Sleep medicine is expanding rapidly in the western world. Snoring affects one in three of the population.
One in ten of these have obstructive sleep apnoea (OSA) primarily due to airway collapse with adverse consequences on many bodily systems.
Continuous positive air pressure (CPAP) is the treatment of choice for severe OSA, however compliance and availability limit success.
Most problematic snorers and mild OSA cases remain professionally untreated.
Research has shown that 'over the counter' self medicated mandibular advancement devices (MAD) are to discouraged.
Dentists working within a multidisciplinary approach are the ideal providers of bespoke MAD’s and should attain clinical competence by attending approved training courses and meet criteria defined by the dental insurers.
When choosing MADs for patients, the dentist needs to be aware that they are treating chronic perhaps worsening lifelong conditions that present many challenges.
As with any other branch of dentistry, practitioners must provide excellence in patient care, technique and choice of appliance prescribed.
Patient comfort, appliance bulk and aesthetics significantly affect compliance. Devices should be streamlined, enhance rather than encroach into tongue space, giving forward protrusion with minimal vertical jaw opening. There should be preservation of the vertical inter jaw freeway space, coincidentally enabling lip competence.

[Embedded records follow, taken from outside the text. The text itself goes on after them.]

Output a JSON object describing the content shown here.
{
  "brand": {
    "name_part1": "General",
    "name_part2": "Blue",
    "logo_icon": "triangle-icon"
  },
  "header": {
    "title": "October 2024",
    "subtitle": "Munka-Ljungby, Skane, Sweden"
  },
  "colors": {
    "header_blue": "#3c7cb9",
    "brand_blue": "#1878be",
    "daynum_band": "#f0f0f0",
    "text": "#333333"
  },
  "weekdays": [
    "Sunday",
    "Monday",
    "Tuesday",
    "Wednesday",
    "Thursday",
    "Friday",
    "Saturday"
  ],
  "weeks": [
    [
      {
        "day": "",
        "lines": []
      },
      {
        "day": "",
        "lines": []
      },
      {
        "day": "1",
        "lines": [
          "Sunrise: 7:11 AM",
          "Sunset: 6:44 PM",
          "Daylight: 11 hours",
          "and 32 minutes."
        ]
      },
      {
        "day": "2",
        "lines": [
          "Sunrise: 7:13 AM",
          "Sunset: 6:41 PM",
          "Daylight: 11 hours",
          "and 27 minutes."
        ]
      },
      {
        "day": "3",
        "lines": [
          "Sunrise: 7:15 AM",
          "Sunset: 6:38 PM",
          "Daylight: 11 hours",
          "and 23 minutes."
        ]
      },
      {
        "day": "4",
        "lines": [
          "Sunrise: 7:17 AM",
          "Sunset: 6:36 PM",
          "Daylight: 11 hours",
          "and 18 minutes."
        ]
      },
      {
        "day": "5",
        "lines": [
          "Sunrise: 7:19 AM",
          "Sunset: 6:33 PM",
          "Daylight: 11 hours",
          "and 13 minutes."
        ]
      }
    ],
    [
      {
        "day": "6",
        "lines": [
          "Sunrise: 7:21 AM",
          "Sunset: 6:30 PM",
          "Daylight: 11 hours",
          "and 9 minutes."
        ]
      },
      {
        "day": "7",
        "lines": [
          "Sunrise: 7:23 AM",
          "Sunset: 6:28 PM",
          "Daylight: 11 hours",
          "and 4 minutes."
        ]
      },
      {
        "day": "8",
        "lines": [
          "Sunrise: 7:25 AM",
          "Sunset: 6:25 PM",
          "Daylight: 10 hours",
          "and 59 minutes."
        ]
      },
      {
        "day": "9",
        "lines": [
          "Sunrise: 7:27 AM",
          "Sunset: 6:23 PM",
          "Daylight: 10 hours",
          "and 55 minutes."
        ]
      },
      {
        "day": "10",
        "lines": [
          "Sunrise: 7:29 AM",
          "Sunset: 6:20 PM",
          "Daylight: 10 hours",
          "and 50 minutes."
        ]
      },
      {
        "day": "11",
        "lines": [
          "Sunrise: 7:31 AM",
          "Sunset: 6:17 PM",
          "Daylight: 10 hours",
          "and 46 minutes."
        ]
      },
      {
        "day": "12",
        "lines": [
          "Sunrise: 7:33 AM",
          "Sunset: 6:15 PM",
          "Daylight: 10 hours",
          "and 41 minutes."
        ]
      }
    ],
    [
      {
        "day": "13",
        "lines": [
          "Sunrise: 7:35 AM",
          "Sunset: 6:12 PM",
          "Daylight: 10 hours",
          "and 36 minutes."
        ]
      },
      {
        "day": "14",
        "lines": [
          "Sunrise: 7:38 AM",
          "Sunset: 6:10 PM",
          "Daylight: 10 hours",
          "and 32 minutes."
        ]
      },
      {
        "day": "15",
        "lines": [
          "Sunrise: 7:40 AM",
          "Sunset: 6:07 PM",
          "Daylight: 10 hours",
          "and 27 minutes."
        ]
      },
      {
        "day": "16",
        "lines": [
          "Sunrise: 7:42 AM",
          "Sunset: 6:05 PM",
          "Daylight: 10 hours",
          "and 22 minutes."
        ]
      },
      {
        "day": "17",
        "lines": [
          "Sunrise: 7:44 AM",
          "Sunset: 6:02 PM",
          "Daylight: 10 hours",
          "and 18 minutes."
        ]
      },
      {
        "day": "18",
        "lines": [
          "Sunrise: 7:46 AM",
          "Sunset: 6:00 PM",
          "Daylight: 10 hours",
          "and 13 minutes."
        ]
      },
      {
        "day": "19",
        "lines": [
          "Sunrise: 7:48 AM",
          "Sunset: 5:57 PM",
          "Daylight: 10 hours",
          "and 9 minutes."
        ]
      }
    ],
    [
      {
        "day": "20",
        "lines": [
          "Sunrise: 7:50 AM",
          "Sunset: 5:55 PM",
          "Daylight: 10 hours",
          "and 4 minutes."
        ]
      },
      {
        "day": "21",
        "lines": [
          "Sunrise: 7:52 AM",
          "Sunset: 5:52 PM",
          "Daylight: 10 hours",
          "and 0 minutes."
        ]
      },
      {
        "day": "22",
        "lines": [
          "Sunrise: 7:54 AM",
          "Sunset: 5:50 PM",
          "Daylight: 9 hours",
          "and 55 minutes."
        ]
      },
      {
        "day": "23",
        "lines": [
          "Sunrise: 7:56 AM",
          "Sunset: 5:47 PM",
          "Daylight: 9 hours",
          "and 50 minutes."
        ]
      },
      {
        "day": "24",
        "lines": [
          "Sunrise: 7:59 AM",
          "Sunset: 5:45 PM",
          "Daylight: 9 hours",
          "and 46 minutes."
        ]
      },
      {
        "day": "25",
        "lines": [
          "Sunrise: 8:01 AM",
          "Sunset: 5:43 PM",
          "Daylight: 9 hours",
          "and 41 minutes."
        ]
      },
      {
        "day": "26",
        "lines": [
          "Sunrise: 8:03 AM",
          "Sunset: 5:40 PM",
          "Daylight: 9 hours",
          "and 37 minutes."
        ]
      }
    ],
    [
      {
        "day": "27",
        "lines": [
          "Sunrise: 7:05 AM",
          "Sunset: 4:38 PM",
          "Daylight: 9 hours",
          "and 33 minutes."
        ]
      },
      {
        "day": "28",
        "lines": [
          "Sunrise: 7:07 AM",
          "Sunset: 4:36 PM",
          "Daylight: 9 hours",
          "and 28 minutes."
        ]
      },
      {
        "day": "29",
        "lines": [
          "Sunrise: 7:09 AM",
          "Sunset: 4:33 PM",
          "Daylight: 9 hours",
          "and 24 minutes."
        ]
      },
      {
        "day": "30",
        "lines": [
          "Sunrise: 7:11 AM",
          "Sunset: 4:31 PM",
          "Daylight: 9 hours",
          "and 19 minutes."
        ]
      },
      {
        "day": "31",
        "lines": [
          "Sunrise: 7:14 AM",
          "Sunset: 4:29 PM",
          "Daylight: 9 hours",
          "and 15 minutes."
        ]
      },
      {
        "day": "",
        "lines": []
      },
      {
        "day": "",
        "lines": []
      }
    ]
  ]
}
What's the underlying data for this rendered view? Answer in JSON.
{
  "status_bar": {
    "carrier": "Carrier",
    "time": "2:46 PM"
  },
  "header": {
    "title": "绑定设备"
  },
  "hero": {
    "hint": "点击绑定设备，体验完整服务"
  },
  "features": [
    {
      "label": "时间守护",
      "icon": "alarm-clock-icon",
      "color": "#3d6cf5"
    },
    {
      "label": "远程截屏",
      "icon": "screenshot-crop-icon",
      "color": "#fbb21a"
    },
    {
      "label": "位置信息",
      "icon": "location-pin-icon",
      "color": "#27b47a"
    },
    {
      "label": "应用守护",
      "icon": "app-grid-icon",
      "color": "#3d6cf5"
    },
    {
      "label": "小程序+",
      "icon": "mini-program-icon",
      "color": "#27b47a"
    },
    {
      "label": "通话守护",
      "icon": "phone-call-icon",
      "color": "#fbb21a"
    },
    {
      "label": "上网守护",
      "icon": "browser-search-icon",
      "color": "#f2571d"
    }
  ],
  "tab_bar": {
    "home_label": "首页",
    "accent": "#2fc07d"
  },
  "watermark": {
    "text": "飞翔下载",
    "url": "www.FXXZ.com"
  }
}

Appliances should be free of the soft tissues, consequently tooth born and therefore distributing forces over the teeth.
The MAD should allow normal jaw movements except in a backward direction and compliment TMD management rather than introduce or aggravate these conditions.
MADs should ideally be sterilised before insertion (in line with HTM 0105). The MAD should be cleansable withstanding an autoclave or domestic dishwasher.
The MADs must be adjustable to the individual patient’s changing needs. Patients may have other health issues so a MAD which enables liquid or tablet ingestion while in situ is advantageous.
Given these requirements and the enormous increasing unmet treatment need, MADs must be resilient, robust and long lasting. They should require minimal if any renewal, repair or maintenance and should be inexpensive over the life of the MAD.
Dental training and experience with partial dentures reminds us that acrylics and thermoplastics should be considered temporary material in the mouth as they fail to meet many of the above ideals. Metals and chrome cobalt in particular (as used in the Somnowell MAD) are currently the material of choice.